Des promesses d’emploi qui mènent au front ukrainien
Des promesses d’emploi qui mènent au front ukrainien

Des promesses d’emploi qui mènent au front ukrainien

24.12.2025 13:00
2 min de lecture

Les autorités kényanes enquêtent sur un réseau criminel soupçonné d’avoir recruté des citoyens du pays sous couvert d’emplois bien rémunérés en Russie, avant de les envoyer combattre en Ukraine. Le 23 décembre 2025, Bloomberg a rapporté que plusieurs Kényans se sont retrouvés intégrés aux forces armées russes après avoir accepté des offres promettant des salaires mensuels d’environ 250 000 shillings, soit près de 2 000 dollars.

Selon des témoignages recueillis par les autorités et les familles, certains de ces hommes ont été tués au combat. L’affaire illustre une extension géographique du conflit, impliquant des ressortissants de régions éloignées du théâtre européen et sans lien direct avec la sécurité du continent.

Une filière organisée sous couvert de recrutement légal

D’après l’avocat Wainaina Ngugi, qui représente plusieurs familles de la ville de Ruaka, des sociétés de recrutement auraient servi d’intermédiaires pour organiser les départs vers la Russie. Les candidats auraient été accompagnés dès leur arrivée à l’aéroport international de Nairobi par des agents disposant d’un accès étendu aux zones aéroportuaires, facilitant leur passage des contrôles migratoires.
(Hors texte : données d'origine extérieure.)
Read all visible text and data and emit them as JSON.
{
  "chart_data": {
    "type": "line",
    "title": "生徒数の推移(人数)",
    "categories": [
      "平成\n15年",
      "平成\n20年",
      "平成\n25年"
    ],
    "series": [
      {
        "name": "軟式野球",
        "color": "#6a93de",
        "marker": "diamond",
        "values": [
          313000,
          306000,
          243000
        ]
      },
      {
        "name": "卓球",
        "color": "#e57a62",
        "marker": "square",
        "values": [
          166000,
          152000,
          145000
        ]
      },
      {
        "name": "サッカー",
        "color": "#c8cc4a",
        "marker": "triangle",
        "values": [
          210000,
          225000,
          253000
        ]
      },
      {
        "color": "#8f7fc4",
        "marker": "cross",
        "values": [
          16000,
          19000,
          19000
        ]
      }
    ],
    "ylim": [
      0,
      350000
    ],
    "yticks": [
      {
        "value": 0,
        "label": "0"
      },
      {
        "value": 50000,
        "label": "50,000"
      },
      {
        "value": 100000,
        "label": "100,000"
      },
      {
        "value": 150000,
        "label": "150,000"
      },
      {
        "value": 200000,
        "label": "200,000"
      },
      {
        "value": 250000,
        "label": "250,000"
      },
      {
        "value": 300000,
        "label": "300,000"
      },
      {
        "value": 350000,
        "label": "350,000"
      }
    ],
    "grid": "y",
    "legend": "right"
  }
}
Certaines personnes recrutées auraient également obtenu des visas électroniques russes à entrée unique, valables 30 jours, délivrés par les services consulaires à Nairobi. Ces éléments renforcent les soupçons d’un dispositif structuré associant acteurs privés et relais institutionnels.

Des combattants envoyés sans préparation suffisante

Le ministère kényan des Affaires étrangères estime qu’au moins 200 citoyens ont été recrutés de manière trompeuse. Une fois en Russie, ils auraient suivi seulement quelques jours de formation militaire de base avant d’être déployés en Ukraine, dans des conditions particulièrement dangereuses.

Les familles dénoncent l’utilisation de leurs proches comme une main-d’œuvre militaire jetable. La brièveté de l’entraînement et la rapidité du déploiement augmenteraient considérablement le taux de pertes parmi ces recrues étrangères, alimentant les accusations de mépris pour la vie humaine.

Une pratique qui s’inscrit dans un schéma plus large

Le procureur kényan Kennedy Amwayi a évoqué l’existence d’un réseau criminel transnational impliquant agences d’emploi et autres structures opérant en lien avec des entités russes. Cette enquête s’inscrit dans un contexte plus large de recrutement de ressortissants africains pour renforcer les effectifs russes.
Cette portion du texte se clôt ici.